Reputation: 2426
I have a dataframe where some columns contain levels with spaces. When I call the dataframe and copy paste the result into read.table(text="")
it doesn't work because there is an unequal number of spaces in different rows. So how to do a clean display of the dataframe in the first place so I can copy paste it into read.table specifying the seperator so I can do a reproducible example quickly ? Also how to delete the automatic numerotation (1,2,3,...) ?
> tdat
uL Intensity sample
1 6.0 29355.00 PCAM MCH LOW-atp,E1E2,UbK48
2 4.0 36034.00 PCAM MCH LOW-atp,E1E2,UbK48
3 2.0 42571.00 PCAM MCH LOW-atp,E1E2,UbK48
4 1.0 62325.00 PCAM MCH LOW-atp,E1E2,UbK48
5 0.5 79505.00 PCAM MCH LOW-atp,E1E2,UbK48
6 25.0 25190.00 MCH Mild
7 20.0 19721.50 MCH Mild
In this dataframe I have 3 columns, I would like R to display a separator between each column so I can use read.table easily.
Upvotes: 0
Views: 1479
Reputation: 44525
The best answer to this question, which seems to be about copy/pasting an R object to clipboard is to do:
dput(tdat, file="clipboard")
This uses the clipboard as a file connection, which saves any manual copy/paste.
Upvotes: 2
Reputation: 7396
Your chief concern seems to be making a reproducible example, so, in light of that, there are a couple solutions that come to mind.
The first is to use write.table
:
> write.table(iris, row.names=F)
"Sepal.Length" "Sepal.Width" "Petal.Length" "Petal.Width" "Species"
5.1 3.5 1.4 0.2 "setosa"
4.9 3 1.4 0.2 "setosa"
4.7 3.2 1.3 0.2 "setosa"
The second is to use dput
:
> dput(iris[1:2, ])
structure(list(Sepal.Length = c(5.1, 4.9), Sepal.Width = c(3.5, 3), Petal.Length = c(1.4, 1.4), Petal.Width = c(0.2, 0.2), Species = structure(c(1L, 1L), .Label = c("setosa", "versicolor", "virginica"), class = "factor")), .Names = c("Sepal.Length", "Sepal.Width", "Petal.Length", "Petal.Width", "Species"), row.names = 1:2, class = "data.frame")
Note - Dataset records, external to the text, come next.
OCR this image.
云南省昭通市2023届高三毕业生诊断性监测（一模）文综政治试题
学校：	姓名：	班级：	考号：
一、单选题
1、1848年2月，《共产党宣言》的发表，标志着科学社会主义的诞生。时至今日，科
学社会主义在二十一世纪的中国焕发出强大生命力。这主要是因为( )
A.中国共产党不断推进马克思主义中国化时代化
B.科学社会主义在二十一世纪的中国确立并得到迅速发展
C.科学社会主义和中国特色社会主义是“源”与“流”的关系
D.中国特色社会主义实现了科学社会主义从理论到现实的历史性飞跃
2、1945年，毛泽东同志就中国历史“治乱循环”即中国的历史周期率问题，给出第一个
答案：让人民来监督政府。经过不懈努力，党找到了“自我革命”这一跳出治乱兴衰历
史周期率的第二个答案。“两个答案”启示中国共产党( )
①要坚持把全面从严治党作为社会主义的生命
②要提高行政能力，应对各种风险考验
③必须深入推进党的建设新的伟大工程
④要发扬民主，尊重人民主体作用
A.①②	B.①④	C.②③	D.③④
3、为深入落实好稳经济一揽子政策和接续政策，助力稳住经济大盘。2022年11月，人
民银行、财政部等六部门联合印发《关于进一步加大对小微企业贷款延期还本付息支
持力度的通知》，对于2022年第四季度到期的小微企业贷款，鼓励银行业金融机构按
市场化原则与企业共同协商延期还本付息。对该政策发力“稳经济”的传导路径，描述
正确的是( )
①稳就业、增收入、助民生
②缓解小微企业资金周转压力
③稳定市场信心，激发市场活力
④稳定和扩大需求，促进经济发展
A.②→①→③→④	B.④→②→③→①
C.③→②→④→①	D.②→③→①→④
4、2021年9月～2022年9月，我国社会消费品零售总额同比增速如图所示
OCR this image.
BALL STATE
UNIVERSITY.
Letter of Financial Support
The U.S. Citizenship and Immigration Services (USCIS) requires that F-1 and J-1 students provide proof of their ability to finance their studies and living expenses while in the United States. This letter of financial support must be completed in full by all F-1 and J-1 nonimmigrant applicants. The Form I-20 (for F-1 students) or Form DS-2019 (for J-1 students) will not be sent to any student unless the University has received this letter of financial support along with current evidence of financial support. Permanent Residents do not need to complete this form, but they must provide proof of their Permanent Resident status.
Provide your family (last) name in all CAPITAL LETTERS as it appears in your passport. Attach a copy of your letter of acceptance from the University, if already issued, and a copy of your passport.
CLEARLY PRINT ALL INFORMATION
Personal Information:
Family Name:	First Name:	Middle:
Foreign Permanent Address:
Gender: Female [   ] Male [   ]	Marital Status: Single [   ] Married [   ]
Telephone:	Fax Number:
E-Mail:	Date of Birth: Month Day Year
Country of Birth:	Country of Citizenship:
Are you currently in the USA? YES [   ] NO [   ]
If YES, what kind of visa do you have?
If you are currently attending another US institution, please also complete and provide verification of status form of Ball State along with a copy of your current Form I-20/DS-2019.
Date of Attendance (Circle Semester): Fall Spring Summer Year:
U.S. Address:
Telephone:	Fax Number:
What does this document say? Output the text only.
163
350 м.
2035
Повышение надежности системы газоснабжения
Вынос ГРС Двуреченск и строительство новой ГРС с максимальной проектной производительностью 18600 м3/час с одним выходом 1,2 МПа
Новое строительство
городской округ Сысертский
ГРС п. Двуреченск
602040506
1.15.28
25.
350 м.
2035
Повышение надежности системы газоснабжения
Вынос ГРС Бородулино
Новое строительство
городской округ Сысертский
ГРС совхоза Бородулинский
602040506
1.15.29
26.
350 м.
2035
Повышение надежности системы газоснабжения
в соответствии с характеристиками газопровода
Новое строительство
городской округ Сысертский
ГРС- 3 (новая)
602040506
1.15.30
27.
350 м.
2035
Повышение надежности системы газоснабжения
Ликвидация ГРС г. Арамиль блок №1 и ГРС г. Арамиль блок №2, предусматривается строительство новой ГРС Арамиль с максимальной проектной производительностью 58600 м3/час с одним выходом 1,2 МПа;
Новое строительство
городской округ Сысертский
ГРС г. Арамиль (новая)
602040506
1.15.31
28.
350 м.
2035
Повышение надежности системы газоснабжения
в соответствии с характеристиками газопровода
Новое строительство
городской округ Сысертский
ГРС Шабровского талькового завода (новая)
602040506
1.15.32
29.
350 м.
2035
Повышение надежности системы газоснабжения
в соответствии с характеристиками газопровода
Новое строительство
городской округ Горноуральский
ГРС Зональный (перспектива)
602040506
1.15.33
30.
Someone on StackOverflow could copy this output and assign it to a name:
> my.data <- structure(list(Sepal.Length = c(5.1, 4.9), Sepal.Width = c(3.5, 3), Petal.Length = c(1.4, 1.4), Petal.Width = c(0.2, 0.2), Species = structure(c(1L, 1L), .Label = c("setosa", "versicolor", "virginica"), class = "factor")), .Names = c("Sepal.Length", "Sepal.Width", "Petal.Length", "Petal.Width", "Species"), row.names = 1:2, class = "data.frame")
> my.data
Sepal.Length Sepal.Width Petal.Length Petal.Width Species
1 5.1 3.5 1.4 0.2 setosa
2 4.9 3.0 1.4 0.2 setosa
You should probably take a look at this question: How to make a great R reproducible example?
Upvotes: 2
Reputation: 193517
This question doesn't really make much sense as it's currently phrased--or, at least I can't really think of a use-case for what you describe.
Nevertheless, here is a workaround: Use print
with quote = TRUE
. With your "tdat"
> print(tdat, quote = TRUE)
uL Intensity sample
1 " 6.0" "29355.0" "PCAM MCH LOW-atp,E1E2,UbK48"
2 " 4.0" "36034.0" "PCAM MCH LOW-atp,E1E2,UbK48"
3 " 2.0" "42571.0" "PCAM MCH LOW-atp,E1E2,UbK48"
4 " 1.0" "62325.0" "PCAM MCH LOW-atp,E1E2,UbK48"
5 " 0.5" "79505.0" "PCAM MCH LOW-atp,E1E2,UbK48"
6 "25.0" "25190.0" "MCH Mild"
7 "20.0" "19721.5" "MCH Mild"
This can then be read in as you describe:
## Note the single quote below
read.table(text = '<<the stuff you copied from print(tdat, quote = TRUE)>>', ...)
All the recommendations to use dput()
and so on are most likely the direction you should be looking.